For any random variable (regardless continuous or discrete) that is symmetric about $0$, since $\operatorname{Cov}(X, \operatorname{sign}(X)X^2) = E[|X|^3] \geq 0$, it can be seen that the correlation of your interest is bounded below by $0$. And since $E[|X|^3] = 0$ if and only if $|X|^3 = 0$ almost surely, that is $X = 0$ almost surely, no non-degenerate continuous random variable can attain this $0$ lower bound.
Your second conjecture can be negated by using whuber's comment.
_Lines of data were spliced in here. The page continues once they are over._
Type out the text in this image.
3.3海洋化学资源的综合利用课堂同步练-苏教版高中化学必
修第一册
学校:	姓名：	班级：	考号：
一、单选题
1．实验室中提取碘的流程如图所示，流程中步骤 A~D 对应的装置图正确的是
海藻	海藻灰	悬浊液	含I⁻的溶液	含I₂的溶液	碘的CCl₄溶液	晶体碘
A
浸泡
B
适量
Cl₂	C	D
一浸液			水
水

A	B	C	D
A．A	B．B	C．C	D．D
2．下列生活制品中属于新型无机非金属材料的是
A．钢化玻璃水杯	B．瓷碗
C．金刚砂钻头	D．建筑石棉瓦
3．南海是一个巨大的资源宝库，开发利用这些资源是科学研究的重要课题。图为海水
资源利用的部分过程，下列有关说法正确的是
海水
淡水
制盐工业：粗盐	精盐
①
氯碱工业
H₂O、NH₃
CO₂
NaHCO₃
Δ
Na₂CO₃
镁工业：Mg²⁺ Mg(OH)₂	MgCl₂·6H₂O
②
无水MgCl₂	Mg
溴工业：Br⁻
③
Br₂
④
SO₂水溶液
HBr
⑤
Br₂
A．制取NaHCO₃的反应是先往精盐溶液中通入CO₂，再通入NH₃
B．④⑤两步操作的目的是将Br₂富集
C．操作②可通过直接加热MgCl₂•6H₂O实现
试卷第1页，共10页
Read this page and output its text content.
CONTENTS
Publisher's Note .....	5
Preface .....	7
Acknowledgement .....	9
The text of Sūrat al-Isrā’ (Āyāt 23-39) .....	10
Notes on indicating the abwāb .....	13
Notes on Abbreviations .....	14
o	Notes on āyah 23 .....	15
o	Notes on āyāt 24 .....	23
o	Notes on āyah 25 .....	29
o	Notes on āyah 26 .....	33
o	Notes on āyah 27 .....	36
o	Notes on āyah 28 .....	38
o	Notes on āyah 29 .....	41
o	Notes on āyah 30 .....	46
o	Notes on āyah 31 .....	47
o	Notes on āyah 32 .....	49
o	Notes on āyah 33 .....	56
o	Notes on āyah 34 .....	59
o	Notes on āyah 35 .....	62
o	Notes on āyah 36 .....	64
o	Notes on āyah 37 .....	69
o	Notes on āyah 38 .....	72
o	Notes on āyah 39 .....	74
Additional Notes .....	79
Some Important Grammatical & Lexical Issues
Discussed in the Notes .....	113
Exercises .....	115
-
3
Let $X \sim t_\nu$, where $\nu > 4$, it then follows by Theorem 2.2 of MOMENTS OF STUDENT’S T-DISTRIBUTION: A UNIFIED APPROACH by
J. LARS KIRKBY, DANG H. NGUYEN, AND DUY NGUYEN that
\begin{align*}
& \operatorname{Cov}(X, \operatorname{sign}(X)X^2) = E[|X|^3] =
\frac{\nu^{3/2}\Gamma(\frac{\nu - 3}{2})}{\sqrt{\pi}\Gamma(\frac{\nu}{2})}, \\
& \operatorname{Var}(X) = E[X^2] = \frac{\Gamma(\frac{3}{2})}{\sqrt{\pi}}\frac{\nu}{\frac{\nu}{2} - 1} = \frac{\nu}{\nu - 2}, \\
& \operatorname{Var}(\operatorname{sign}(X)X^2) = E[X^4] = \frac{\Gamma(\frac{5}{2})}{\sqrt{\pi}}\frac{\nu^2}{(\frac{\nu}{2} - 1)(
\frac{\nu}{2} - 2)} = \frac{3\nu^2}{(\nu - 2)(\nu - 4)}.
\end{align*}
This gives
\begin{align*}
\operatorname{Corr}(X, \operatorname{sign}(X)X^2) =
\frac{\frac{\nu^{3/2}\Gamma(\frac{\nu - 3}{2})}{\sqrt{\pi}\Gamma(\frac{\nu}{2})}}{\sqrt{\frac{\nu}{\nu - 2}\frac{3\nu^2}{(\nu - 2)(\nu - 4)}}}
= \frac{\Gamma(\frac{\nu - 3}{2})(\nu - 2)(\nu - 4)^{1/2}}{\sqrt{3\pi}\Gamma(\frac{\nu}{2})},
\end{align*}
which converges to $0$ as $\nu \to 4^+$. This implies that there exists a distribution that gives the correlation of your interest arbitrarily close to $0$, implying that a fixed positive lower bound of this correlation does not exist.